Photoreactivities of Ni(II)- and Pt(II)-hydrazone complexes, [NiCl(L)] (Ni1) and [PtCl(L)] (Pt1), respectively [HL = 2-(diphenylphosphino)benzaldehyde-2-pyridylhydrazone], were investigated in detail via UV-vis absorption, (1)H nuclear magnetic resonance (NMR) spectroscopy, and electrospray ionization time-of-flight (ESI-TOF) mass spectrometry; the two photoproducts obtained from the photoreaction of Pt1 were also successfully identified via X-ray analysis. The absorption bands of the Ni1 and Pt1 complexes were very similar, centered around 530 nm, and were assigned as an intraligand charge transfer transition of the hydrazone moiety. The absorption spectrum of Pt1 in a CH3CN solution changed drastically upon photoirradiation (λ = 530 nm), whereas no change was observed for Ni1. (1)H NMR and ESI-TOF mass spectra under various conditions suggested that the photoexcited Pt1* reacts with dissolved dioxygen to form a reactive intermediate, and the ensuing dark reactions afforded two different products without any decomposition. In contrast to the simple photo-oxidation of HL to form a phosphine oxide HL(P═O), the X-ray crystallographic analyses of the photoproducts clearly indicate the formation of a mononuclear Pt complex with the oxygenated hydrazone ligand (Pt1O) and a dinuclear Pt complex with the oxygenated and dimerized hydrazone ligand (Pt2).
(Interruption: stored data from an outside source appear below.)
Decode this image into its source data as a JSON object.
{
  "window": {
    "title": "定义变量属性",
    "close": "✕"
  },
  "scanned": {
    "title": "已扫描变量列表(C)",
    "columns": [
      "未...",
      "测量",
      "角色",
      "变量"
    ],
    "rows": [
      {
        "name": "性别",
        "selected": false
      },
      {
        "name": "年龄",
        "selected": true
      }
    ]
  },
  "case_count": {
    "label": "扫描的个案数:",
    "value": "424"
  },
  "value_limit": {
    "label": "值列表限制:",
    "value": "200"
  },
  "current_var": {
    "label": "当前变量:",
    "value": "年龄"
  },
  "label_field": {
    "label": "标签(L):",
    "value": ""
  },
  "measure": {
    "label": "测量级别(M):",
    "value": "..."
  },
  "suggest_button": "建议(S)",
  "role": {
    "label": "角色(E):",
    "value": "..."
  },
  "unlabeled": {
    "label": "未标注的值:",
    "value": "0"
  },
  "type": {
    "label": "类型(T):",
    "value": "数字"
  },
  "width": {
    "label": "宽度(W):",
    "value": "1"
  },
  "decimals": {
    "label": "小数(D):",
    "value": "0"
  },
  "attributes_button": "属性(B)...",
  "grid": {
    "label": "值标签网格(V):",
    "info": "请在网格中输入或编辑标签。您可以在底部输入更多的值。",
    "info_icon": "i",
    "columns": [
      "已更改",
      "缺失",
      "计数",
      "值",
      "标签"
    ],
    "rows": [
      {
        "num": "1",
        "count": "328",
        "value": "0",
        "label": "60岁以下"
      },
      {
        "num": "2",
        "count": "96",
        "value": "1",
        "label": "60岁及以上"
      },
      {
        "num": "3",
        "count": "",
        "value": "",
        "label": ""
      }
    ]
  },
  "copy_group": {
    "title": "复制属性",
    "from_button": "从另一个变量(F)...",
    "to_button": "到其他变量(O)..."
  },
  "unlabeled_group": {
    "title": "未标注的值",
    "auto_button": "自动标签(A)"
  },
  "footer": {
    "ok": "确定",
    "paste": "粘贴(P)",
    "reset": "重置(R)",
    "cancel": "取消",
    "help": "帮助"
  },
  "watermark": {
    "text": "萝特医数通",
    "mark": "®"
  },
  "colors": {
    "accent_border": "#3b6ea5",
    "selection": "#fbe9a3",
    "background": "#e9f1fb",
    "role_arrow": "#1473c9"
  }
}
The photosensitized reaction in the presence of an (1)O2-generating photosensitizer, methylene blue (MB), also produced Pt1O and Pt2, indicating that the reaction between (1)O2 and ground-state Pt1 is the important step. In a highly viscous dimethyl sulfoxide solution, Pt1 was slowly, but quantitatively, converted to the mononuclear form, Pt1O, without the formation of the dinuclear product, Pt2, upon photoirradiation (and in the reaction photosensitized by MB), suggesting that this photoreaction of Pt1 involves at least one diffusion-controlled reaction. On the other hand, the same complexes Pt1O and Pt2 were also produced in the degassed solution, probably because of the reaction of the photoexcited Pt1* with the biradical character and H2O.